Microsoft as Aging Baby Boomer?

I love Seventies rock as much as the next music fan, but I'm not sure aging rockers are the best solution for polishing the sound of a Windows operating system likely to last the rest of this decade. If the report over at Bink.nu is true, Microsoft hired Robert Fripp of King Crimson fame to handle the duties of creating sounds for the next generation Windows operating system. According to the release, Fripp is shooting for a 2001: A Space Odyssey sound for Windows Vista. So we've got a psychedelic rocker recording 1970's space age sounds for the next millennium's operating system? Either everything old is new again or Microsoft is suffering from a case of reliving the glory days at a college reunion.

Posted by Jake at 10:54 AM | Comments (0)

December 03, 2005

Citizen Television?

The citizen's media movement online has primarily been an act of individuals writing or recording their views and sharing them from an independent platform like a blog. Some commercial entities, like Nashville's WKRN and KRON in San Francisco are enabling a small group of citizen reporters to tell news stories their way in the local markets. The television stations are paying their citizen journalists for work completed. Local markets get better coverage, in theory and the people doing the coverage get paid. Nothing's wrong with that.

So what happens when a popular television show starts enlisting fans to do the shows writing for free? That's exactly what Showtime's The L Word is doing, according to a recent New York Times article (linked to from FanLib.com, the marketing company in the middle). FanLib solicits scene submissions from viewers during a 12-week contest. The writers get to use any of the submitted material as part of the upcoming season. And in theory, the winners get to see their scenes acted out on the show. At the end of the day, the show's writer's end up looking smarter as a result and still get paid.

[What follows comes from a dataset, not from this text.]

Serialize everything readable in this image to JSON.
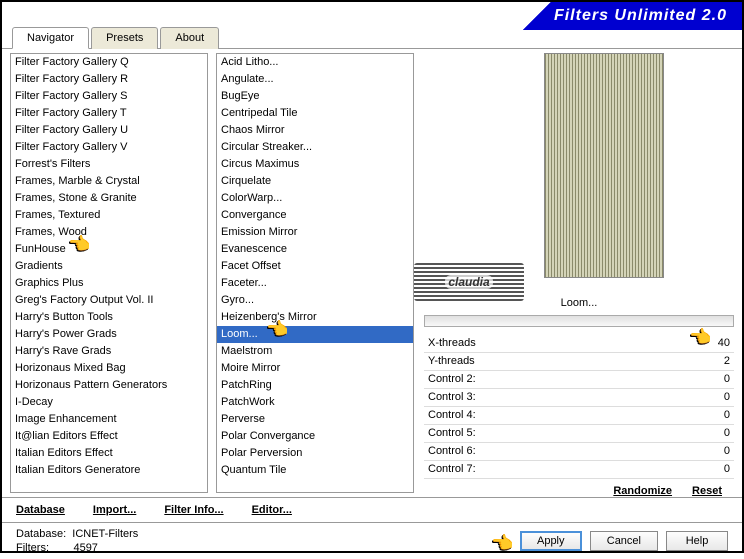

Sounds more like Citizen fleecing to me.

Posted by Jake at 05:47 PM | Comments (0)

October 27, 2005

Understanding The News

Newscasters have tag lines for everything. Terms like 'Breaking News', 'Team Coverage' and 'This just in...' are all used regulary to lead us past each commercial break and into the next segment. These tag lines meant something in the days of Edward R. Murrow and Walter Cronkite. Today, this is watered down codes for, "please don't turn the channel, we need to eat." Lost Remote did a nice breakdown of these terms to help us decipher the nightly news. For example:

"We have a crew on the way."
OLD: We have a crew on the way.
NEW: We just saw the story on the other channel and we're calling in our truck guy from his day off.

"We have new details..."
OLD: We have found out additional facts that are new and pertinent to your understanding of this complex story.
NEW: We got nothin', but we're rewriting the copy in the present tense.